Post Tue Oct 25, 2011 1:32 am

Attribute Address

To unearth an aside I hadn't ever responded to in an old topic...I got playing.

boriel wrote:There's already such a function in attr.asm library, but this one uses a different approach:
  Code:
__ATTR_ADDR:
    ; calc start address in DE (as (32 * d) + e)
    ; Contributed by Santiago Romero at http://www.speccy.org
    ld h, 0
    ld l, d
    add hl, hl   ; HL = HL*2
    add hl, hl   ; HL = HL*4
    add hl, hl   ; HL = HL*8
    add hl, hl   ; HL = HL*16
    add hl, hl   ; HL = HL*32

    ;; Note: *THIS IS WRONG*
    ; the addition of 6144 could be optimized to
    ; ld a, 18h
    ; add a, h
    ; ld h, a
    ; this saves 3 T-States  (The above calculation misses E register)
   
    ;; adds 6144 for attribute start
    ld d, 18h ; DE = 6144 + E. Note: 6144 is the screen size (before attr zone)
    add hl, de

    ld de, (SCREEN_ADDR)    ; Adds the screen address
    add hl, de
   
    ; Return current screen address in HL
    ret

Please check which one is faster (I'm not sure): This function takes 102 T-States (RET Included), your takes 67 (RET Included). With the commented optimization it will take 99 T-States.

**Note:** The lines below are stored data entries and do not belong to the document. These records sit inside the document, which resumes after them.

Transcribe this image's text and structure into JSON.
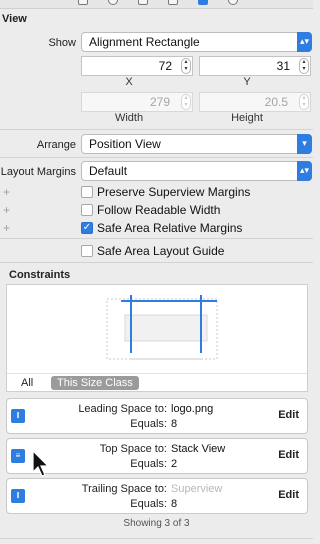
{
  "toolbar": {
    "icons": [
      "file-icon",
      "clock-icon",
      "identity-icon",
      "help-icon",
      "ruler-icon",
      "connections-icon"
    ],
    "selected": "ruler-icon"
  },
  "view": {
    "section_title": "View",
    "show_label": "Show",
    "show_value": "Alignment Rectangle",
    "x_value": "72",
    "y_value": "31",
    "x_label": "X",
    "y_label": "Y",
    "width_value": "279",
    "height_value": "20.5",
    "width_label": "Width",
    "height_label": "Height",
    "arrange_label": "Arrange",
    "arrange_value": "Position View",
    "margins_label": "Layout Margins",
    "margins_value": "Default",
    "checkboxes": [
      {
        "label": "Preserve Superview Margins",
        "checked": false
      },
      {
        "label": "Follow Readable Width",
        "checked": false
      },
      {
        "label": "Safe Area Relative Margins",
        "checked": true
      },
      {
        "label": "Safe Area Layout Guide",
        "checked": false
      }
    ]
  },
  "constraints": {
    "title": "Constraints",
    "filter_all": "All",
    "filter_size_class": "This Size Class",
    "items": [
      {
        "label": "Leading Space to:",
        "target": "logo.png",
        "equals_label": "Equals:",
        "equals_value": "8",
        "edit": "Edit",
        "icon": "leading-space-icon"
      },
      {
        "label": "Top Space to:",
        "target": "Stack View",
        "equals_label": "Equals:",
        "equals_value": "2",
        "edit": "Edit",
        "icon": "top-space-icon"
      },
      {
        "label": "Trailing Space to:",
        "target": "Superview",
        "equals_label": "Equals:",
        "equals_value": "8",
        "edit": "Edit",
        "icon": "trailing-space-icon"
      }
    ],
    "footer": "Showing 3 of 3"
  },
  "colors": {
    "accent": "#2f7de1",
    "background": "#ececec"
  }
}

The problem here is __ATTR_ADDR is taking into account a configurable SCREEN_ADDRESS variable (previously discussed here). So if you want your program to work in a variable screen address, you should work considering 0 offset an adding (SCREEN_ADDRESS) at the end, so should change it this way:
  Code:
FUNCTION FASTCALL attrAddress(x as uByte, y as uByte) as Uinteger : REM Will issue a Warning
asm
; This function returns the address into HL of the screen address
; x,y in character grid notation.
; Original code was extracted by BloodBaz - Adapted for ZX BASiC by Britlion from Na_TH_AN's fourspriter
         ld e, a    ; X comes in A register (fastcall). Saves X in E register
         pop hl    ; ret Address
         pop af    ; Get Y in A [F not used]
         ld d, a    ; Saves Y in D register, So DE register stores YX coords.     
         push hl   ; Put RET address back in the Stack
         ;; 39 T-States up to here, but we don't count this to be fair with the above
         ;; So 0 T-States. Start counting them from here
         ;; At this point, A already has Y coord
         rrca       
         rrca
         rrca               ; Multiply by 32
         ld      l,a        ; Pass to L
         and     3          ; Mask with 00000011
         ;; 23 T-States up to here
         ;; The following must be changed, start form 0 and add (SCREEN_ADDRESS) later
         ; add     a,88       ; 88 * 256 = 22528 - start of attributes.
         add     a,24       ; 24 * 256 = 6144 - start of attributes from address 0x0000h
         ld      h,a        ; Put it in the High Byte
         ld      a,l        ; We get y value *32
         and     224        ; Mask with 11100000
         ;; The following can be optimized ???
         ; ld      l,a        ; Put it in L
         ; ld      a,d   ; xpos
         ; add     a,l        ; Add it to the Low byte
         add  a, e        ; add xpos
         ld      l,a        ; Put it back in L, and we're done. HL=Address.
         ;; 53 T-States up to here
         ld de, (SCREEN_ADDRESS)
         add hl, de  ;; Total T-States = 84 T-States
         ;; (implicit RET)  + 10 T-States = 94 T-States
end asm
END FUNCTION

So this function, adapted for a configurable screen address is 8 T-states faster than the original in ZX Basic (only 5 if the commented optimization is done) :?:



Just to be completely oddball, I started toying with this.
  Code:
takes Y value in D, and X value in E returns attr address

4 AND A ; clear carry flag (this may optimise out if we know it's cleared?)

7 LD H,22
4 LD A,D
; we know left three bits are zero, since d <= 23 so rotate around:
4 RLCA
4 RLCA
4 RLCA

; now it /could/ get interesting we have to rotate potential 1's into H, simultaneously turning that 22 into the 88 H needs to point to address 22528.
4 RLA
8 RL H
4 RLA
8 RL H
4 add a,l
4 ld l,a

63 T states.


I haven't tested this, and it's after midnight. So it might not work. But I think that doing left shifts all the way might be faster?

I think this shaves about 40 T states of each Attr lookup in the current assembly. More if it can be assured it doesn't need to clear the carry flag.

This method does demand that screen address is on 1K boundaries, so as to be divided by 4 and stored in H. The default of 16384 for a screeen mem start fits (attr=22528).